The interpretations are correct but there is still a bit more to get from this passage:
The expression:
当時[母]{はは}がどんな[気持]{きも}ちだったのか、
is correctly translated as:
"As to how my mother felt at the time"
but the "、" can be seen as functioning like "は":This phrase is the topic of the rest of the sentence. It links directly to "ことだった。", as in AはBことだった (ie A、Bことだった。)
As virmaior says:
知るべく=something I could know [but in this case understand]
It is worth mentioning that べく is usually associated with "must" but in this case it is closer to "should", which is in turn closer to "could". There best way I can think of to make this point clearer is to compare "There is no way I could have known..." vs "There is no way I should have known". They are not exactly the same but often you can say either without changing the overall meaning.
The next grammatical point is the expression 〜べくもない. I think there is another JLPT N1 point here but the best I could find quickly in my old textbooks was several expressions that include ~もない such as ~出来そうにもない, where the "もない” makes the negative sense more absolute (-> "There is no way I could know" rather than the slightly weaker "I could not know").

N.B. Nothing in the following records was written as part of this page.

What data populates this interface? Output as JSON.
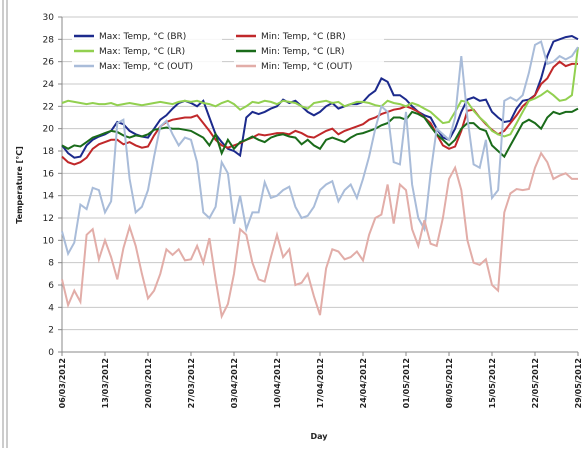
{
  "chart_data": {
    "type": "line",
    "x_label": "Day",
    "y_label": "Temperature [°C]",
    "categories": [
      "06/03/2012",
      null,
      null,
      null,
      null,
      null,
      null,
      "13/03/2012",
      null,
      null,
      null,
      null,
      null,
      null,
      "20/03/2012",
      null,
      null,
      null,
      null,
      null,
      null,
      "27/03/2012",
      null,
      null,
      null,
      null,
      null,
      null,
      "03/04/2012",
      null,
      null,
      null,
      null,
      null,
      null,
      "10/04/2012",
      null,
      null,
      null,
      null,
      null,
      null,
      "17/04/2012",
      null,
      null,
      null,
      null,
      null,
      null,
      "24/04/2012",
      null,
      null,
      null,
      null,
      null,
      null,
      "01/05/2012",
      null,
      null,
      null,
      null,
      null,
      null,
      "08/05/2012",
      null,
      null,
      null,
      null,
      null,
      null,
      "15/05/2012",
      null,
      null,
      null,
      null,
      null,
      null,
      "22/05/2012",
      null,
      null,
      null,
      null,
      null,
      null,
      "29/05/2012"
    ],
    "ylim": [
      0,
      30
    ],
    "yticks": [
      0,
      2,
      4,
      6,
      8,
      10,
      12,
      14,
      16,
      18,
      20,
      22,
      24,
      26,
      28,
      30
    ],
    "grid": true,
    "legend": "upper-left",
    "series": [
      {
        "name": "Max: Temp, °C (BR)",
        "color": "#1c2a8c",
        "values": [
          18.5,
          17.8,
          17.4,
          17.5,
          18.5,
          19.0,
          19.3,
          19.5,
          19.8,
          20.6,
          20.4,
          19.8,
          19.5,
          19.3,
          19.2,
          20.0,
          20.8,
          21.2,
          21.8,
          22.3,
          22.5,
          22.3,
          22.0,
          22.5,
          21.0,
          19.5,
          18.8,
          18.2,
          18.0,
          17.6,
          21.0,
          21.5,
          21.3,
          21.5,
          21.8,
          22.0,
          22.6,
          22.3,
          22.5,
          22.0,
          21.5,
          21.2,
          21.5,
          22.0,
          22.3,
          21.8,
          22.0,
          22.2,
          22.2,
          22.4,
          23.0,
          23.4,
          24.5,
          24.2,
          23.0,
          23.0,
          22.6,
          22.0,
          21.5,
          21.2,
          21.0,
          20.0,
          19.2,
          19.0,
          20.0,
          21.5,
          22.6,
          22.8,
          22.5,
          22.6,
          21.5,
          21.0,
          20.6,
          20.7,
          21.8,
          22.5,
          22.6,
          23.0,
          24.5,
          26.5,
          27.8,
          28.0,
          28.2,
          28.3,
          28.0
        ]
      },
      {
        "name": "Min: Temp, °C (BR)",
        "color": "#c0282a",
        "values": [
          17.5,
          17.0,
          16.8,
          17.0,
          17.4,
          18.2,
          18.6,
          18.8,
          19.0,
          19.0,
          18.6,
          18.8,
          18.5,
          18.3,
          18.4,
          19.4,
          20.2,
          20.6,
          20.8,
          20.9,
          21.0,
          21.0,
          21.2,
          20.5,
          19.8,
          19.0,
          18.5,
          18.3,
          18.5,
          18.7,
          19.0,
          19.2,
          19.5,
          19.4,
          19.5,
          19.6,
          19.6,
          19.5,
          19.8,
          19.6,
          19.3,
          19.2,
          19.5,
          19.8,
          20.0,
          19.5,
          19.8,
          20.0,
          20.2,
          20.4,
          20.8,
          21.0,
          21.3,
          21.5,
          21.7,
          21.8,
          22.0,
          21.8,
          21.5,
          21.0,
          20.5,
          19.5,
          18.5,
          18.2,
          18.4,
          19.8,
          21.6,
          21.7,
          21.0,
          20.4,
          19.9,
          19.5,
          19.8,
          20.5,
          21.2,
          22.0,
          22.5,
          23.0,
          24.0,
          24.5,
          25.5,
          26.0,
          25.6,
          25.8,
          25.8
        ]
      },
      {
        "name": "Max: Temp, °C (LR)",
        "color": "#92d050",
        "values": [
          22.3,
          22.5,
          22.4,
          22.3,
          22.2,
          22.3,
          22.2,
          22.2,
          22.3,
          22.1,
          22.2,
          22.3,
          22.2,
          22.1,
          22.2,
          22.3,
          22.4,
          22.3,
          22.2,
          22.4,
          22.5,
          22.4,
          22.5,
          22.3,
          22.2,
          22.0,
          22.3,
          22.5,
          22.2,
          21.7,
          22.0,
          22.4,
          22.3,
          22.5,
          22.4,
          22.2,
          22.5,
          22.4,
          22.3,
          22.0,
          21.8,
          22.3,
          22.4,
          22.5,
          22.3,
          22.4,
          22.0,
          22.2,
          22.4,
          22.4,
          22.3,
          22.1,
          22.0,
          22.5,
          22.3,
          22.2,
          22.0,
          22.3,
          22.1,
          21.8,
          21.5,
          21.0,
          20.5,
          20.6,
          21.5,
          22.5,
          22.4,
          21.6,
          21.0,
          20.5,
          19.8,
          19.5,
          19.3,
          19.5,
          20.5,
          21.5,
          22.5,
          22.7,
          23.0,
          23.4,
          23.0,
          22.5,
          22.6,
          23.0,
          27.3
        ]
      },
      {
        "name": "Min: Temp, °C (LR)",
        "color": "#1a6b1a",
        "values": [
          18.5,
          18.2,
          18.5,
          18.4,
          18.8,
          19.2,
          19.4,
          19.6,
          19.8,
          19.7,
          19.4,
          19.2,
          19.4,
          19.3,
          19.5,
          19.9,
          20.0,
          20.1,
          20.0,
          20.0,
          19.9,
          19.8,
          19.5,
          19.2,
          18.5,
          19.5,
          17.8,
          19.0,
          18.2,
          18.8,
          19.0,
          19.3,
          19.0,
          18.8,
          19.2,
          19.4,
          19.5,
          19.3,
          19.2,
          18.6,
          19.0,
          18.5,
          18.2,
          19.0,
          19.2,
          19.0,
          18.8,
          19.2,
          19.5,
          19.6,
          19.8,
          20.0,
          20.3,
          20.5,
          21.0,
          21.0,
          20.8,
          21.5,
          21.3,
          21.0,
          20.2,
          19.5,
          19.0,
          18.5,
          19.0,
          20.0,
          20.5,
          20.5,
          20.0,
          19.8,
          18.5,
          18.0,
          17.5,
          18.5,
          19.5,
          20.5,
          20.8,
          20.5,
          20.0,
          21.0,
          21.5,
          21.3,
          21.5,
          21.5,
          21.8
        ]
      },
      {
        "name": "Max: Temp, °C (OUT)",
        "color": "#a9bcd9",
        "values": [
          10.8,
          8.8,
          9.8,
          13.2,
          12.8,
          14.7,
          14.5,
          12.5,
          13.5,
          20.5,
          20.8,
          15.5,
          12.5,
          13.0,
          14.5,
          17.5,
          20.2,
          20.7,
          19.5,
          18.5,
          19.2,
          19.0,
          17.0,
          12.5,
          12.0,
          13.0,
          17.0,
          16.0,
          11.5,
          14.0,
          11.0,
          12.5,
          12.5,
          15.2,
          13.8,
          14.0,
          14.5,
          14.8,
          13.0,
          12.0,
          12.2,
          13.0,
          14.5,
          15.0,
          15.3,
          13.5,
          14.5,
          15.0,
          13.8,
          15.5,
          17.5,
          20.0,
          22.0,
          21.5,
          17.0,
          16.8,
          21.5,
          15.0,
          12.0,
          11.0,
          16.0,
          20.0,
          19.5,
          19.0,
          21.0,
          26.5,
          21.0,
          16.8,
          16.5,
          19.0,
          13.8,
          14.5,
          22.5,
          22.8,
          22.5,
          23.0,
          25.0,
          27.5,
          27.8,
          25.8,
          26.0,
          26.5,
          26.2,
          26.5,
          27.3
        ]
      },
      {
        "name": "Min: Temp, °C (OUT)",
        "color": "#e2ada8",
        "values": [
          6.5,
          4.2,
          5.5,
          4.5,
          10.5,
          11.0,
          8.3,
          10.0,
          8.5,
          6.5,
          9.3,
          11.2,
          9.5,
          7.0,
          4.8,
          5.5,
          7.0,
          9.2,
          8.7,
          9.2,
          8.2,
          8.3,
          9.5,
          8.0,
          10.2,
          6.5,
          3.2,
          4.3,
          7.0,
          11.0,
          10.5,
          8.0,
          6.5,
          6.3,
          8.5,
          10.5,
          8.5,
          9.2,
          6.0,
          6.2,
          7.0,
          5.0,
          3.3,
          7.5,
          9.2,
          9.0,
          8.3,
          8.5,
          9.0,
          8.2,
          10.5,
          12.0,
          12.3,
          15.0,
          11.5,
          15.0,
          14.5,
          11.0,
          9.5,
          11.8,
          9.7,
          9.5,
          12.0,
          15.5,
          16.5,
          14.5,
          10.0,
          8.0,
          7.8,
          8.3,
          6.0,
          5.5,
          12.5,
          14.2,
          14.6,
          14.5,
          14.6,
          16.5,
          17.8,
          17.0,
          15.5,
          15.8,
          16.0,
          15.5,
          15.5
        ]
      }
    ]
  }
}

And finally the sentence ends in past tense, "だった". The writer could have used "だ" and the meaning would not have changed but when relating past events the plain form is to describe "the stage" or circumstantial matters. This is not a circumstantial matter. It would not surprise me if the complete text you are looking at describes other more circumstantial matters in the plain form.
We end up with a more literal translation such as:
"As for how my mother felt (then), it was not something that the child I was at the time could have known."
Which equates to the more natural:
There was no way that I, as a child, could have known what my mother was feeling back then.